Quanto sopra esposto può essere replicato con riferimento al RPT componente dell’OdV.

La soluzione ipotizzata va quindi attentamente valutata con riferimento al tema di fondo, che attiene alla diversa responsabilità dell’OdV, del PPC e del RPT, derivante delle differenti finalità che le norme attribuiscono ai suddetti organismi. In tale ambito si ribadisce la necessità che sia il PPC, sia il PT, qualora integrati nel Modello, ne costituiscano sezioni distinte e ben identificabili, al fine di indirizzare in modo trasparente l’operato dei diversi organismi, delineandone con chiarezza ruoli e responsabilità.

Indipendentemente dalla coincidenza dei due organismi, si possono rinvenire altre possibili interazioni, al fine di migliorare l’efficienza e l’efficacia dell’attività dell’OdV e del RPC:

  • La collaborazione nell’aggiornamento del Modello del PPC e del documento di risk assessment;
  • Il monitoraggio congiunto dell’aggiornamento legislativo;
  • La condivisione delle procedure che applicano i “protocolli” di controllo previsti nel Modello con riferimento alla prevenzione dei reati contro la PA e alla corruzione tra privati,
  • La definizione di flussi informativi integrati, relativamente all’ambito di interesse comune ai due organismi di controllo, sia con l’ente, sia tra gli stessi.
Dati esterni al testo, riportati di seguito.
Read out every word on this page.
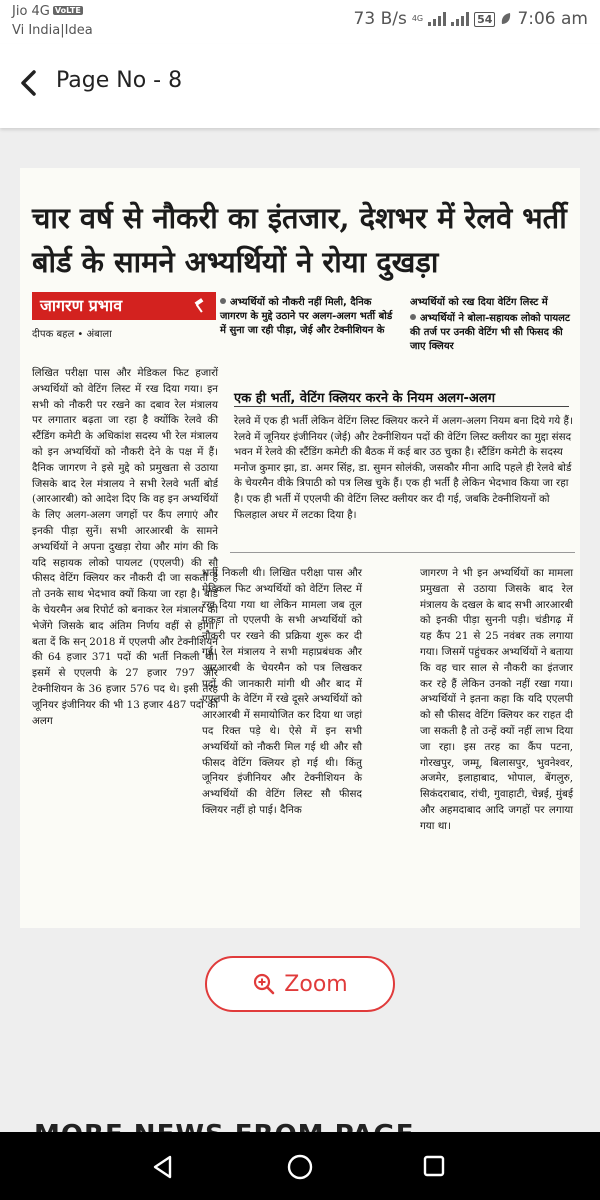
Jio 4G VoLTE
Vi India|Idea
73 B/s 4G	54 7:06 am
Page No - 8
चार वर्ष से नौकरी का इंतजार, देशभर में रेलवे भर्ती बोर्ड के सामने अभ्यर्थियों ने रोया दुखड़ा
जागरण प्रभाव
दीपक बहल • अंबाला
अभ्यर्थियों को नौकरी नहीं मिली, दैनिक जागरण के मुद्दे उठाने पर अलग-अलग भर्ती बोर्ड में सुना जा रही पीड़ा, जेई और टेक्नीशियन के
अभ्यर्थियों को रख दिया वेटिंग लिस्ट में
अभ्यर्थियों ने बोला-सहायक लोको पायलट की तर्ज पर उनकी वेटिंग भी सौ फिसद की जाए क्लियर
लिखित परीक्षा पास और मेडिकल फिट हजारों अभ्यर्थियों को वेटिंग लिस्ट में रख दिया गया। इन सभी को नौकरी पर रखने का दबाव रेल मंत्रालय पर लगातार बढ़ता जा रहा है क्योंकि रेलवे की स्टैंडिंग कमेटी के अधिकांश सदस्य भी रेल मंत्रालय को इन अभ्यर्थियों को नौकरी देने के पक्ष में हैं। दैनिक जागरण ने इसे मुद्दे को प्रमुखता से उठाया जिसके बाद रेल मंत्रालय ने सभी रेलवे भर्ती बोर्ड (आरआरबी) को आदेश दिए कि वह इन अभ्यर्थियों के लिए अलग-अलग जगहों पर कैंप लगाएं और इनकी पीड़ा सुनें। सभी आरआरबी के सामने अभ्यर्थियों ने अपना दुखड़ा रोया और मांग की कि यदि सहायक लोको पायलट (एएलपी) की सौ फीसद वेटिंग क्लियर कर नौकरी दी जा सकती है तो उनके साथ भेदभाव क्यों किया जा रहा है। बोर्ड के चेयरमैन अब रिपोर्ट को बनाकर रेल मंत्रालय को भेजेंगे जिसके बाद अंतिम निर्णय वहीं से होगा। बता दें कि सन् 2018 में एएलपी और टेक्नीशियन की 64 हजार 371 पदों की भर्ती निकली थी। इसमें से एएलपी के 27 हजार 797 और टेक्नीशियन के 36 हजार 576 पद थे। इसी तरह जूनियर इंजीनियर की भी 13 हजार 487 पदों की अलग
एक ही भर्ती, वेटिंग क्लियर करने के नियम अलग-अलग
रेलवे में एक ही भर्ती लेकिन वेटिंग लिस्ट क्लियर करने में अलग-अलग नियम बना दिये गये हैं। रेलवे में जूनियर इंजीनियर (जेई) और टेक्नीशियन पदों की वेटिंग लिस्ट क्लीयर का मुद्दा संसद भवन में रेलवे की स्टैंडिंग कमेटी की बैठक में कई बार उठ चुका है। स्टैंडिंग कमेटी के सदस्य मनोज कुमार झा, डा. अमर सिंह, डा. सुमन सोलंकी, जसकौर मीना आदि पहले ही रेलवे बोर्ड के चेयरमैन वीके त्रिपाठी को पत्र लिख चुके हैं। एक ही भर्ती है लेकिन भेदभाव किया जा रहा है। एक ही भर्ती में एएलपी की वेटिंग लिस्ट क्लीयर कर दी गई, जबकि टेक्नीशियनों को फिलहाल अधर में लटका दिया है।
भर्ती निकली थी। लिखित परीक्षा पास और मेडिकल फिट अभ्यर्थियों को वेटिंग लिस्ट में रख दिया गया था लेकिन मामला जब तूल पकड़ा तो एएलपी के सभी अभ्यर्थियों को नौकरी पर रखने की प्रक्रिया शुरू कर दी गई। रेल मंत्रालय ने सभी महाप्रबंधक और आरआरबी के चेयरमैन को पत्र लिखकर पदों की जानकारी मांगी थी और बाद में एएलपी के वेटिंग में रखे दूसरे अभ्यर्थियों को आरआरबी में समायोजित कर दिया था जहां पद रिक्त पड़े थे। ऐसे में इन सभी अभ्यर्थियों को नौकरी मिल गई थी और सौ फीसद वेटिंग क्लियर हो गई थी। किंतु जूनियर इंजीनियर और टेक्नीशियन के अभ्यर्थियों की वेटिंग लिस्ट सौ फीसद क्लियर नहीं हो पाई। दैनिक
जागरण ने भी इन अभ्यर्थियों का मामला प्रमुखता से उठाया जिसके बाद रेल मंत्रालय के दखल के बाद सभी आरआरबी को इनकी पीड़ा सुननी पड़ी। चंडीगढ़ में यह कैंप 21 से 25 नवंबर तक लगाया गया। जिसमें पहुंचकर अभ्यर्थियों ने बताया कि वह चार साल से नौकरी का इंतजार कर रहे हैं लेकिन उनको नहीं रखा गया। अभ्यर्थियों ने इतना कहा कि यदि एएलपी को सौ फीसद वेटिंग क्लियर कर राहत दी जा सकती है तो उन्हें क्यों नहीं लाभ दिया जा रहा। इस तरह का कैंप पटना, गोरखपुर, जम्मू, बिलासपुर, भुवनेश्वर, अजमेर, इलाहाबाद, भोपाल, बेंगलुरु, सिकंदराबाद, रांची, गुवाहाटी, चेन्नई, मुंबई और अहमदाबाद आदि जगहों पर लगाया गया था।
Zoom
Le suddette interazioni favoriscono la sovrapponibilità di alcune fasi di lavoro, almeno per quanto concerne le tematiche condivise e fanno emergere la necessità di incontri periodici tra i due organismi e con le funzioni aziendali interessate, oltre che l’opportunità di definire e condurre congiuntamente il programma dei controlli, evitando la duplicazione delle attività nell’ambito delle aree di interesse comune.
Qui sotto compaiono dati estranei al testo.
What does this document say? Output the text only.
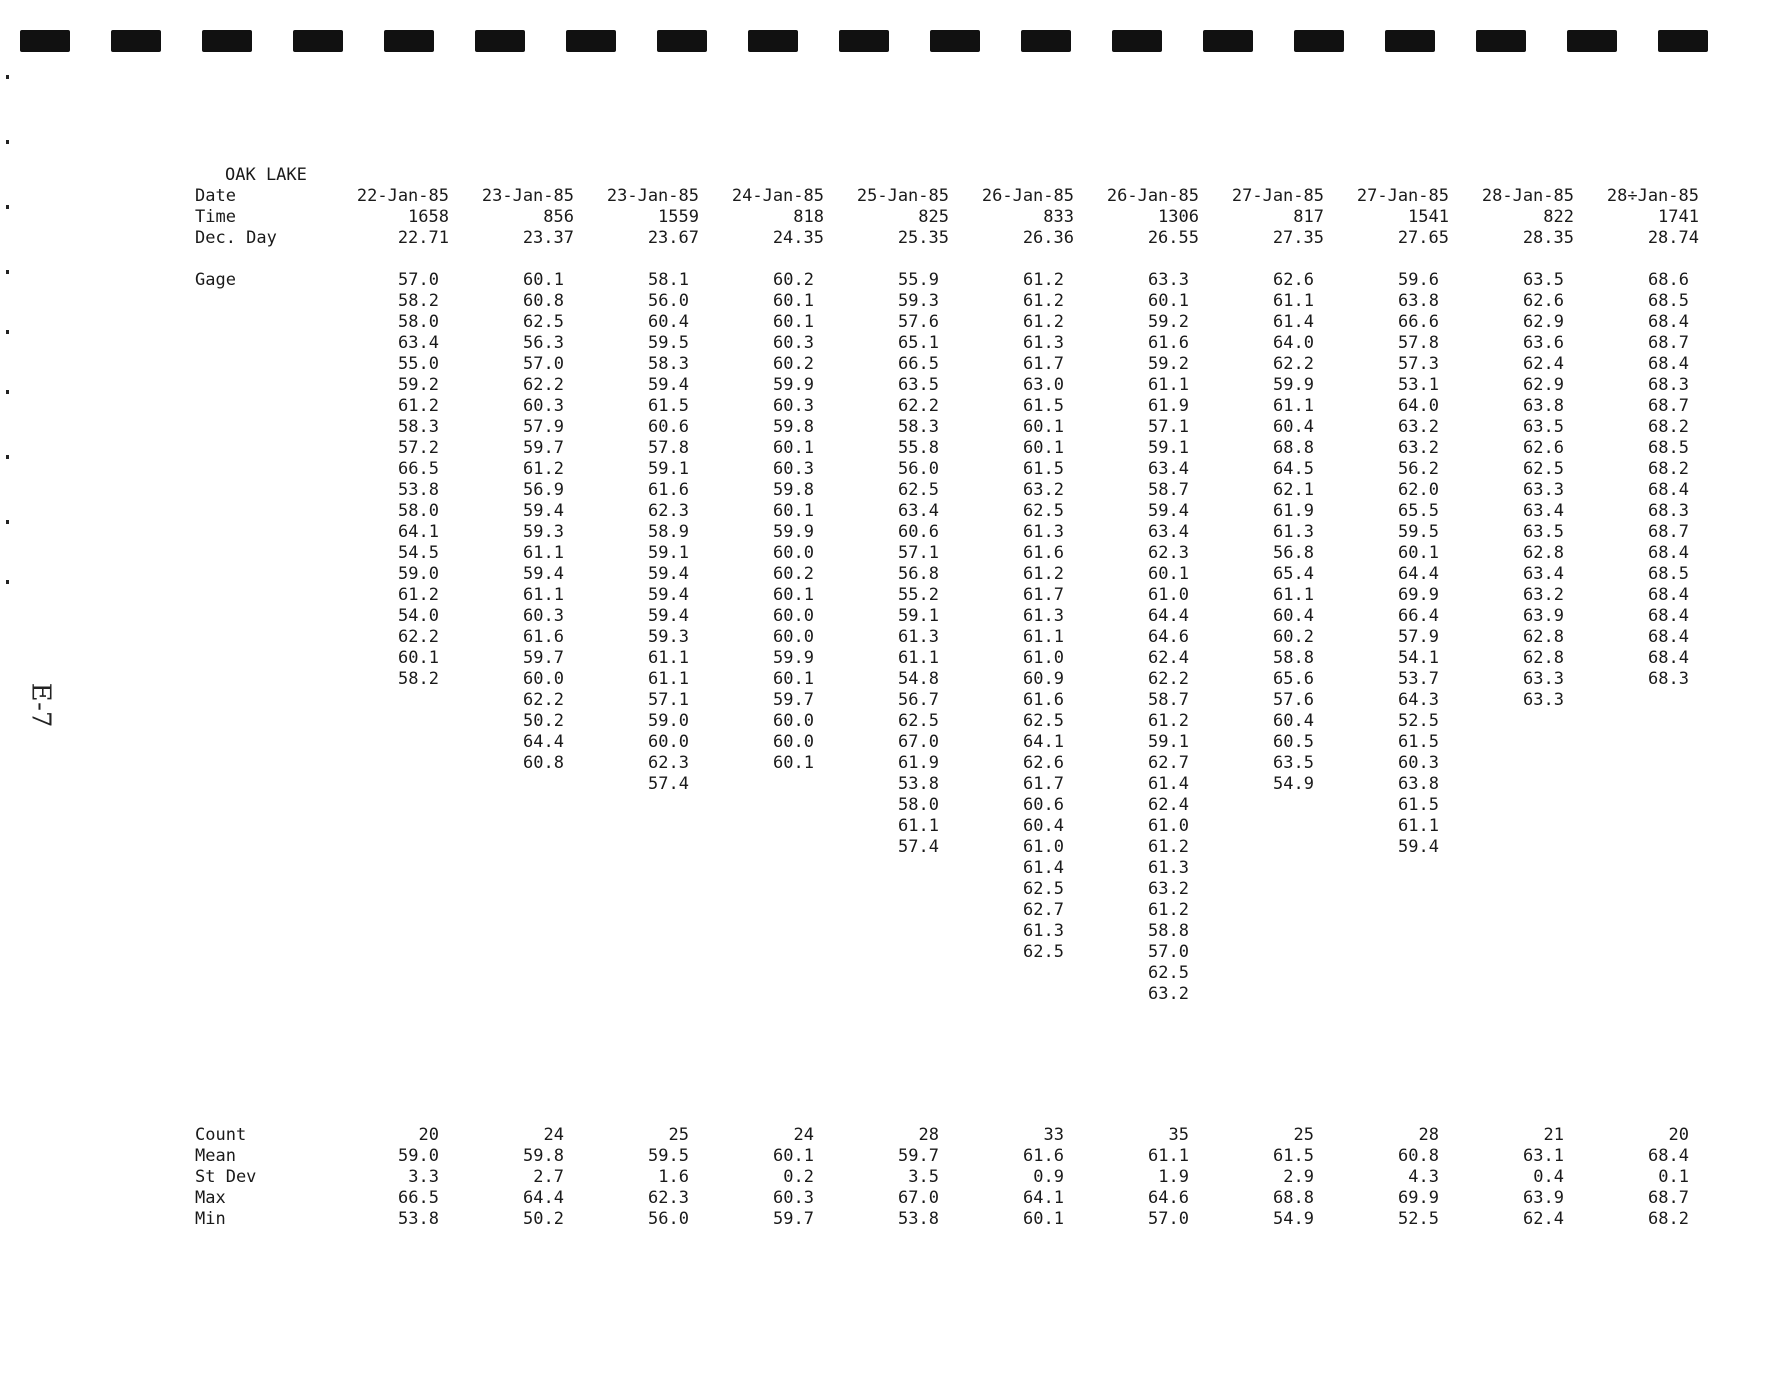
E-7
OAK LAKE
Date
Time
Dec. Day
Gage
Count
Mean
St Dev
Max
Min
22-Jan-85
1658
22.71
57.0
58.2
58.0
63.4
55.0
59.2
61.2
58.3
57.2
66.5
53.8
58.0
64.1
54.5
59.0
61.2
54.0
62.2
60.1
58.2
20
59.0
3.3
66.5
53.8
23-Jan-85
856
23.37
60.1
60.8
62.5
56.3
57.0
62.2
60.3
57.9
59.7
61.2
56.9
59.4
59.3
61.1
59.4
61.1
60.3
61.6
59.7
60.0
62.2
50.2
64.4
60.8
24
59.8
2.7
64.4
50.2
23-Jan-85
1559
23.67
58.1
56.0
60.4
59.5
58.3
59.4
61.5
60.6
57.8
59.1
61.6
62.3
58.9
59.1
59.4
59.4
59.4
59.3
61.1
61.1
57.1
59.0
60.0
62.3
57.4
25
59.5
1.6
62.3
56.0
24-Jan-85
818
24.35
60.2
60.1
60.1
60.3
60.2
59.9
60.3
59.8
60.1
60.3
59.8
60.1
59.9
60.0
60.2
60.1
60.0
60.0
59.9
60.1
59.7
60.0
60.0
60.1
24
60.1
0.2
60.3
59.7
25-Jan-85
825
25.35
55.9
59.3
57.6
65.1
66.5
63.5
62.2
58.3
55.8
56.0
62.5
63.4
60.6
57.1
56.8
55.2
59.1
61.3
61.1
54.8
56.7
62.5
67.0
61.9
53.8
58.0
61.1
57.4
28
59.7
3.5
67.0
53.8
26-Jan-85
833
26.36
61.2
61.2
61.2
61.3
61.7
63.0
61.5
60.1
60.1
61.5
63.2
62.5
61.3
61.6
61.2
61.7
61.3
61.1
61.0
60.9
61.6
62.5
64.1
62.6
61.7
60.6
60.4
61.0
61.4
62.5
62.7
61.3
62.5
33
61.6
0.9
64.1
60.1
26-Jan-85
1306
26.55
63.3
60.1
59.2
61.6
59.2
61.1
61.9
57.1
59.1
63.4
58.7
59.4
63.4
62.3
60.1
61.0
64.4
64.6
62.4
62.2
58.7
61.2
59.1
62.7
61.4
62.4
61.0
61.2
61.3
63.2
61.2
58.8
57.0
62.5
63.2
35
61.1
1.9
64.6
57.0
27-Jan-85
817
27.35
62.6
61.1
61.4
64.0
62.2
59.9
61.1
60.4
68.8
64.5
62.1
61.9
61.3
56.8
65.4
61.1
60.4
60.2
58.8
65.6
57.6
60.4
60.5
63.5
54.9
25
61.5
2.9
68.8
54.9
27-Jan-85
1541
27.65
59.6
63.8
66.6
57.8
57.3
53.1
64.0
63.2
63.2
56.2
62.0
65.5
59.5
60.1
64.4
69.9
66.4
57.9
54.1
53.7
64.3
52.5
61.5
60.3
63.8
61.5
61.1
59.4
28
60.8
4.3
69.9
52.5
28-Jan-85
822
28.35
63.5
62.6
62.9
63.6
62.4
62.9
63.8
63.5
62.6
62.5
63.3
63.4
63.5
62.8
63.4
63.2
63.9
62.8
62.8
63.3
63.3
21
63.1
0.4
63.9
62.4
28÷Jan-85
1741
28.74
68.6
68.5
68.4
68.7
68.4
68.3
68.7
68.2
68.5
68.2
68.4
68.3
68.7
68.4
68.5
68.4
68.4
68.4
68.4
68.3
20
68.4
0.1
68.7
68.2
In quest’ottica, i due organismi dovrebbero lavorare insieme anche alla pianificazione della formazione e comunicazione, nonché alla definizione del sistema sanzionatorio.

Anche in questo caso, quanto sopra esposto può essere replicato con riferimento al rapporto tra RPT e OdV.

In conclusione risulta evidente, seppur nell’ambito di una normativa complessa e tutt’ora in evoluzione, che OdV RPC ed RPT, come tutti gli organismi che contribuiscono al rispetto delle regole e delle norme, possano divenire utili strumenti di diffusione di una nuova cultura d’impresa improntata alla responsabilità, intesa come rispetto della legalità, trasparenza e correttezza nella gestione. Perché ciò sia possibile occorre un forte commitment da parte dei vertici delle società, che si deve riverberare in un adeguato sistema di governance.